Her zaman uyanık olmak, milli birlik ve beraberliğimizi korumak zorundayız. Bölücü terör ve etnik tahrikler hiç ara vermiyor. Etrafımızdaki amansız kuşatma şekil değiştiriyor, ama devam ediyor. Bu kadarla da kalmıyor ve içimizdeki hainleri devreye sokup kullanıyorlar. 15 Temmuz, dünyada eşi-emsali görülmemiş bir ihanettir.  Bütün bu yaşananlar, aynı zamanda ülkeyi yönetme sorumluluğu taşıyanların çok daha dikkatli olması gerektiğini de ortaya koyuyor.  Yapılan yanlışların, milli politikalardan uzaklaşmanın bedelini hep birlikte ödedik.

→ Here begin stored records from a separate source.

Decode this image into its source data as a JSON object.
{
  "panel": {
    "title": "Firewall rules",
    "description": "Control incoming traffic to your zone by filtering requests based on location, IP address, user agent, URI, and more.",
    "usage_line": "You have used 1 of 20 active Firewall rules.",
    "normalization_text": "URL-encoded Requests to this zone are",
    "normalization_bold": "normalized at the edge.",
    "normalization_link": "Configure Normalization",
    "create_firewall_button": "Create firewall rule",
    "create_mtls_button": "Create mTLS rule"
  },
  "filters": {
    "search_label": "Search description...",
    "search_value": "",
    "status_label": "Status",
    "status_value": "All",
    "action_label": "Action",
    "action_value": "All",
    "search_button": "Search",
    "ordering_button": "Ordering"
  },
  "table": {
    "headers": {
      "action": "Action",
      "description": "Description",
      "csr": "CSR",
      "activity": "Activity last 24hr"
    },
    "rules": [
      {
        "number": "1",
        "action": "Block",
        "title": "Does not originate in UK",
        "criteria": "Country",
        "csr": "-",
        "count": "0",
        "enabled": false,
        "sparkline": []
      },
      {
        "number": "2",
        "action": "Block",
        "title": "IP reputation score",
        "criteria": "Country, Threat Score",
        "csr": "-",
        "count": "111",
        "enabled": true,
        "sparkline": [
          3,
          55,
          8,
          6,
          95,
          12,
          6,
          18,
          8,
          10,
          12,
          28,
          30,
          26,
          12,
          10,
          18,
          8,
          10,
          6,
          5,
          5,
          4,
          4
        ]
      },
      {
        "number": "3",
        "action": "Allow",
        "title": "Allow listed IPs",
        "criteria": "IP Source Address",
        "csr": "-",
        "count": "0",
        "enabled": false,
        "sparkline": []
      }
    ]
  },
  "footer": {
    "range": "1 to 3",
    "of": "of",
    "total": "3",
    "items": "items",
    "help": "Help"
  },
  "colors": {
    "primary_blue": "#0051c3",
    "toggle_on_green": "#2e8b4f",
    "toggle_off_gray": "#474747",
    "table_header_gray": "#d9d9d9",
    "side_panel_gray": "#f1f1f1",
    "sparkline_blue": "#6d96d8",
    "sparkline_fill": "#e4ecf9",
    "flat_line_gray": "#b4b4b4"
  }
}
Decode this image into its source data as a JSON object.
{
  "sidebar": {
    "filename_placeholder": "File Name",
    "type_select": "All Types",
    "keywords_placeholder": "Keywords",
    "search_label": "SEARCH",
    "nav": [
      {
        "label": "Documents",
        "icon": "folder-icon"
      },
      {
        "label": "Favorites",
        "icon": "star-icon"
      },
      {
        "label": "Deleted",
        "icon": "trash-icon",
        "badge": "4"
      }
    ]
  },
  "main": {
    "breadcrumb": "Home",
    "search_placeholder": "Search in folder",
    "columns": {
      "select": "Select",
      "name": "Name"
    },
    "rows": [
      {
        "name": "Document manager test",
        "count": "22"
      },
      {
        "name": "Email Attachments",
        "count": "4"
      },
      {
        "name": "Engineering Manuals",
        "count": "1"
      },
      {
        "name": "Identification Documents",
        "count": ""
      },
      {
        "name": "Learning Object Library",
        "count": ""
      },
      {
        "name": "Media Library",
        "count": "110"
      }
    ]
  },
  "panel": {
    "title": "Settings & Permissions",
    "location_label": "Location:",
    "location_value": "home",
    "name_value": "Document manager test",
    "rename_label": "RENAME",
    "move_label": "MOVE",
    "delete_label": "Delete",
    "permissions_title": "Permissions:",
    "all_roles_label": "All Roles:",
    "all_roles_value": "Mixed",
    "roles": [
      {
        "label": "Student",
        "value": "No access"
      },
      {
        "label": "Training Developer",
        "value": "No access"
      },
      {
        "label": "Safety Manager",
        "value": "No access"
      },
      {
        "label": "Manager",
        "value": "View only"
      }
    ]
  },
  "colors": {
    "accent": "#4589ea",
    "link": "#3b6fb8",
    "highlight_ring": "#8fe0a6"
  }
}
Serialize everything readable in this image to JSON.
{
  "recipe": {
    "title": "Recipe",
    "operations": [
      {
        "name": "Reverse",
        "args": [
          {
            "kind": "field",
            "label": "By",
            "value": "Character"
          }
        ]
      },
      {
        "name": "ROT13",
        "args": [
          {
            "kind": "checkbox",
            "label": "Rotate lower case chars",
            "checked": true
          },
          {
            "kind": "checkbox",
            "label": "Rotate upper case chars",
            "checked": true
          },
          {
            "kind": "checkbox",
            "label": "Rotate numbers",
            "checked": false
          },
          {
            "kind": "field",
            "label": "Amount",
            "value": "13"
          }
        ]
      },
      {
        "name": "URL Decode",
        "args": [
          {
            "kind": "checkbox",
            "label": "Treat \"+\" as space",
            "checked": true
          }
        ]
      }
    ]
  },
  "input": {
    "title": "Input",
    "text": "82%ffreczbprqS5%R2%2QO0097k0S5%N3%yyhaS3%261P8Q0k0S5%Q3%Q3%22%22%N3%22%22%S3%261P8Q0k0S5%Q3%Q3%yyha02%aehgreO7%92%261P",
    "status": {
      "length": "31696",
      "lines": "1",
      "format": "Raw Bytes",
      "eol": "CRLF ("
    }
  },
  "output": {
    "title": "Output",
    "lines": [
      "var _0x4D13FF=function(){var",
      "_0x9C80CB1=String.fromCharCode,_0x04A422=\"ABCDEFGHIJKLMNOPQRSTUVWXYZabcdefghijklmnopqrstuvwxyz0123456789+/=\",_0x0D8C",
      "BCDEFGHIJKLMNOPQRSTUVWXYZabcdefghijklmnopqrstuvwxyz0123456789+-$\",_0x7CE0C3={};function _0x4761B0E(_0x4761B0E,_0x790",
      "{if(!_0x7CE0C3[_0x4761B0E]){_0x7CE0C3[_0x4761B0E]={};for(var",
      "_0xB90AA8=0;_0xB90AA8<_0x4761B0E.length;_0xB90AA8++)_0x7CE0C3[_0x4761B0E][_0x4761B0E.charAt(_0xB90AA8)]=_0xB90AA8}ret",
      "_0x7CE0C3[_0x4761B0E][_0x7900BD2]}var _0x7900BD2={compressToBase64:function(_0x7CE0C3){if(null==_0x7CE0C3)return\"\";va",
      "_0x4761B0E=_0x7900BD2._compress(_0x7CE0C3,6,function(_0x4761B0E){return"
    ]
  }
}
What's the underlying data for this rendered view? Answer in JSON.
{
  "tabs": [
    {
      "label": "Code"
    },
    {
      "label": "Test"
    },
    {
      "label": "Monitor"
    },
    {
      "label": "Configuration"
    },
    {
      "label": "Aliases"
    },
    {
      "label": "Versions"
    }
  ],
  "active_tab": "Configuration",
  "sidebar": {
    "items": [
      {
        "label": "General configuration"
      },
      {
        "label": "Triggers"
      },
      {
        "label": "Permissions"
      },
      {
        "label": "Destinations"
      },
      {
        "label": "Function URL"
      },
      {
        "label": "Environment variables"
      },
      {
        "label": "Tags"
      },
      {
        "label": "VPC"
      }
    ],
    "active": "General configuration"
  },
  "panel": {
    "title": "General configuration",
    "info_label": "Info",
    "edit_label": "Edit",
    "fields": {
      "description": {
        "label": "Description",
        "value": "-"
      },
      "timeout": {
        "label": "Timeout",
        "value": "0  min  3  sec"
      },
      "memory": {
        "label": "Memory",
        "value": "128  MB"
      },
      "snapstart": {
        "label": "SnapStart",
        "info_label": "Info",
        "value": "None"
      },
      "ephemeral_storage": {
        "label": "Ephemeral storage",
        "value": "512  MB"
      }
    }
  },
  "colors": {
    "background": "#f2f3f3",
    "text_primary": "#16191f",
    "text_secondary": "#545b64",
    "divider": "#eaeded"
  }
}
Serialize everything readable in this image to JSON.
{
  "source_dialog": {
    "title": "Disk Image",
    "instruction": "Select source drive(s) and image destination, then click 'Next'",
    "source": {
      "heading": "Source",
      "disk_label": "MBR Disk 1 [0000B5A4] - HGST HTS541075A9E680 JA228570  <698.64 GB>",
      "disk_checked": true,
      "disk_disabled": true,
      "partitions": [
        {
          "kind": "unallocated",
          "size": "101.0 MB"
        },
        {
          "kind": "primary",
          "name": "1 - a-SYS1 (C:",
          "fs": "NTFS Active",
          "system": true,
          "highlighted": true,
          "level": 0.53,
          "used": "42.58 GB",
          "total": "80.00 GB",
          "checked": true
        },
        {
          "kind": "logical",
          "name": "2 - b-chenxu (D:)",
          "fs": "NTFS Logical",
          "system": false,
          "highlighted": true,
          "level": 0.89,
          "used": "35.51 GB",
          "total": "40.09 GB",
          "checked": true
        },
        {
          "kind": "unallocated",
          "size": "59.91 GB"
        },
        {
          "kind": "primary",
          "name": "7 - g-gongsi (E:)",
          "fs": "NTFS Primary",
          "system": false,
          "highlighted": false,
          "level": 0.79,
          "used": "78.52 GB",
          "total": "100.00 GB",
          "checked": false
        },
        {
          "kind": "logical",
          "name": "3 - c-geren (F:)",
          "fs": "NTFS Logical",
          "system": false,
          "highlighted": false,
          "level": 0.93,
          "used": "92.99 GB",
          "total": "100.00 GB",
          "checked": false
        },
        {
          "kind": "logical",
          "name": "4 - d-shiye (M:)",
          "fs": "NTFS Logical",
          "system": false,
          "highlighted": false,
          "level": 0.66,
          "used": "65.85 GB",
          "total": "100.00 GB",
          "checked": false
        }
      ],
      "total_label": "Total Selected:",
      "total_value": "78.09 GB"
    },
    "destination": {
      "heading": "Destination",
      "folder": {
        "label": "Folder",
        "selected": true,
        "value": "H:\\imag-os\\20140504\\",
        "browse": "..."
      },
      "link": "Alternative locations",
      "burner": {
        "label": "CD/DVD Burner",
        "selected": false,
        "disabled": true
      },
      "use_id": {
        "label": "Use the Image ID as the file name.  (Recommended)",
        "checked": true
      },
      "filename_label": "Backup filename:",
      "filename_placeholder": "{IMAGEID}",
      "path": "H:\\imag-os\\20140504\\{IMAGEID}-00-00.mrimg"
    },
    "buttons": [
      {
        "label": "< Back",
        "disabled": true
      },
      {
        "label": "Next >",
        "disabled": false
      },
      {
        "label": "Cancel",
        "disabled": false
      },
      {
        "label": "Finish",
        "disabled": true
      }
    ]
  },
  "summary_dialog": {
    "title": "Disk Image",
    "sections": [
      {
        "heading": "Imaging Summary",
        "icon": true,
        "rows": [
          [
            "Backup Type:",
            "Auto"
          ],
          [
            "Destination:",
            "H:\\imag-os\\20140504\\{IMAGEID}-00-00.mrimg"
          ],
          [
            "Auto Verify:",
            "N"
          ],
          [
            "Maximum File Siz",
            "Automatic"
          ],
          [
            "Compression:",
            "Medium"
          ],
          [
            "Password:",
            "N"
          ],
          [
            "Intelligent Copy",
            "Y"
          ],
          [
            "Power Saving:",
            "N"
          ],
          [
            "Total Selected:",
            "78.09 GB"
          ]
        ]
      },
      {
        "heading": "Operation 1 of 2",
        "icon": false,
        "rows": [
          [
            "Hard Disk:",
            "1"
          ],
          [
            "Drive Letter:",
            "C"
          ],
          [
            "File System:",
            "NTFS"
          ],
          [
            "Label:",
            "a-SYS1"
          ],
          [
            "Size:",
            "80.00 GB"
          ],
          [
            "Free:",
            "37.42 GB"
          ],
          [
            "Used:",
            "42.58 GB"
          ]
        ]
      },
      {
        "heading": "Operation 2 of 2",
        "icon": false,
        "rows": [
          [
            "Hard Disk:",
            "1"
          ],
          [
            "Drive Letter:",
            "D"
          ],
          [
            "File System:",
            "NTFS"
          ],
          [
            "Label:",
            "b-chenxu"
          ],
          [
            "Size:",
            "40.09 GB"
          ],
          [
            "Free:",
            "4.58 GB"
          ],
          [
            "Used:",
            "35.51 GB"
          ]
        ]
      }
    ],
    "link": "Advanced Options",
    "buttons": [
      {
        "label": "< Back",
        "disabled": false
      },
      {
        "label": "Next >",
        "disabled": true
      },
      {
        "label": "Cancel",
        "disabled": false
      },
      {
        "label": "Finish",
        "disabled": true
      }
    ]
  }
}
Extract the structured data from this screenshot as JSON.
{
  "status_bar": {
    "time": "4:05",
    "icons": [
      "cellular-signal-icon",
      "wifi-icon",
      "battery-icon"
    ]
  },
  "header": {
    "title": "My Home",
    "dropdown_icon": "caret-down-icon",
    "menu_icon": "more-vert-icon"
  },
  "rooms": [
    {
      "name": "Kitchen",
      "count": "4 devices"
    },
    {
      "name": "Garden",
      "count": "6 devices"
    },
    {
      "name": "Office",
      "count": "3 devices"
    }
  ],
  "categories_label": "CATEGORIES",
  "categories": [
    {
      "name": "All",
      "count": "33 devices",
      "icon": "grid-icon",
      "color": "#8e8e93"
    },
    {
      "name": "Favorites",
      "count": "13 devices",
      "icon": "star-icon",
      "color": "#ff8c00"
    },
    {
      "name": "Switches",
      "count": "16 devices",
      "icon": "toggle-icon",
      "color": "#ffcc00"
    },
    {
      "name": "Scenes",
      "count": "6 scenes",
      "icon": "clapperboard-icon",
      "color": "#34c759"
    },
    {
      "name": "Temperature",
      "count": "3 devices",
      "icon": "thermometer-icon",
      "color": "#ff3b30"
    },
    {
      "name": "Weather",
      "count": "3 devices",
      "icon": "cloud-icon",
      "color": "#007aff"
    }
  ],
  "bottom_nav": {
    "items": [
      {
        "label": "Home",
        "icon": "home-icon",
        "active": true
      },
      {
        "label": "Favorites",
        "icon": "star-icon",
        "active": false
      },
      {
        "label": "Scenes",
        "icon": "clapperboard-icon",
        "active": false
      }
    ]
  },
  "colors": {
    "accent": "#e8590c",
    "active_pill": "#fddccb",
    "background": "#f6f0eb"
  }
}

Bu milleti bir arada tutan milli ve manevi değerlerimizi korumak, geliştirmek ve üzerinde titremek zorundayız. Milli bayramlarımız, bizim en önemli ortak değerlerimizdendir. Bu bayramlarımızı milletçe heyecanla kutlamak milli ruhu coşturacağı gibi, küskünlükleri, kırgınlıkları da unutturacaktır. Aynı şekilde bu müstesna günlerde şanlı tarihimizi, milli kahramanlarımızı hatırlamak ve yâd etmek, yarınlara daha bir güvenle bakmamızı sağlayacak, milli dayanışmayı zirveye taşıyacaktır. Devlet millet uyumu her türlü operasyon ve saldırıyı engelleyerek yıkım ve yozlaşmayı durduracak, vatan topraklarımızda aklı ve gözü kalanları hayal kırıklığına uğratacaktır.

  SAHİP ÇIKMAK GÖREVİMİZ

Bir defa daha ve altını çizerek belirtelim ki, Türkiye Cumhuriyeti onun bunun lütfu, ikram ve bağışı ile değil, bizzat Türk milletinin iradesi ve arzusu ve emeği ile kurulmuştur. Cumhuriyetin bedeli, Sarıkamış’ta, Çanakkale’de, Sakarya’da, Dumlupınar’da kanla, canla ödenmiştir. 15 Temmuz’da da gerekirse bu bedeli tekrar ödemekte hiç tereddüt edilmeyeceği, bütün dünyaya bir defa daha gösterilmiştir. Dolayısı ile hiç kimse Cumhuriyet'in ilke ve esaslarını değiştirme yanlışına kapılmamalıdır. Geleceğimizin ana çatı ve rotası Türkiye Cumhuriyeti'dir. Ve de Türkiye Cumhuriyeti bizim şeref nişanemiz, koruyup kollamakla mükellef olduğumuz kutlu devletimizdir. Bağımsız yaşamaktan başka seçenek tanımayan, milli ruh ve inanmışlığın üstünde bir güç takmayan soylu bir milletin son kalesi, sarsılmaz iradesidir. “Egemenlik kayıtsız şartsız milletindir” ilkesine sımsıkı sarılarak, Cumhuriyetle demokrasinin kaderini bir ve ortak görerek Türkiye’nin istiklal ve istikbaline sahip çıkmak, her vatan evladının görevi olmalıdır.